Non-backstop jurisdictions
The following provinces and territories meet the federal standards under the FCPB and, as a result, Part I of the GGPPA does not apply in those provinces and territories (in certain provinces and territories, Part II of the GGPPA may apply):
- British Columbia: Carbon tax is levied at CAD 80 per CO2e tonne (CAD 65 per CO2e tonne before 1 April 2024).
- Northwest Territories: Carbon tax is levied at CAD 80 per CO2e tonne (CAD 65 per CO2e tonne before 1 April 2024).
- Quebec: The province is a member of the Western Climate Initiative and imposes a cap-and-trade system.
Digital services tax (DST)
Recently enacted legislation implements a DST, effective 1 January 2022. The DST would only be imposed if a multilateral convention implementing Pillar One (see Global minimum tax and the new international tax framework in the Taxes on corporate income section) has not come into effect by 31 December 2023, which it did not. Canada intends to begin imposing the DST no earlier than 1 January 2024, in respect of in-scope revenues earned since 1 January 2022. It is uncertain when the DST would be imposed because the legislation specifies that the coming into force of the Digital Services Tax Act will require the additional step of an order of the Governor in Council.
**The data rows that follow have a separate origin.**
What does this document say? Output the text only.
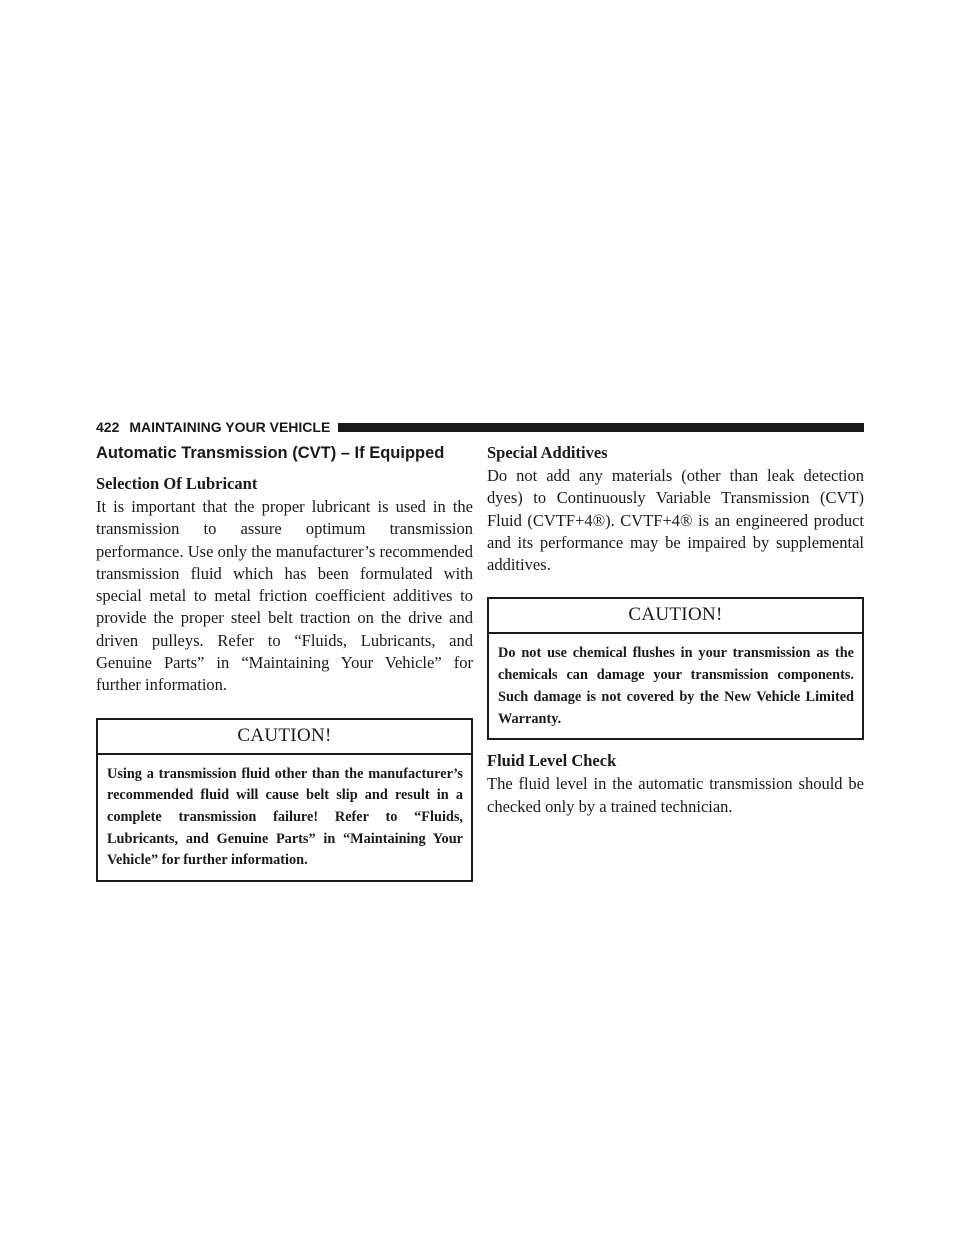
422 MAINTAINING YOUR VEHICLE
Automatic Transmission (CVT) – If Equipped
Selection Of Lubricant

It is important that the proper lubricant is used in the transmission to assure optimum transmission performance. Use only the manufacturer’s recommended transmission fluid which has been formulated with special metal to metal friction coefficient additives to provide the proper steel belt traction on the drive and driven pulleys. Refer to “Fluids, Lubricants, and Genuine Parts” in “Maintaining Your Vehicle” for further information.

CAUTION!
Using a transmission fluid other than the manufacturer’s recommended fluid will cause belt slip and result in a complete transmission failure! Refer to “Fluids, Lubricants, and Genuine Parts” in “Maintaining Your Vehicle” for further information.
Special Additives

Do not add any materials (other than leak detection dyes) to Continuously Variable Transmission (CVT) Fluid (CVTF+4®). CVTF+4® is an engineered product and its performance may be impaired by supplemental additives.

CAUTION!
Do not use chemical flushes in your transmission as the chemicals can damage your transmission components. Such damage is not covered by the New Vehicle Limited Warranty.
Fluid Level Check

The fluid level in the automatic transmission should be checked only by a trained technician.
The DST targets large global businesses earning revenue from certain digital services reliant on the engagement, data, and content contributions of Canadian users. The revenues subject to the DST are grouped into four categories: revenues earned from online marketplaces, social media, online advertising, and user data (‘in-scope revenue’). The DST will be a 3% non-income tax that will apply to in-scope revenue earned by entities (or members of a business group) with:
- global revenue from all sources of EUR 750 million or more in the previous calendar year, and
- in-scope revenue associated with Canadian users that exceed CAD 20 million in the particular calendar year.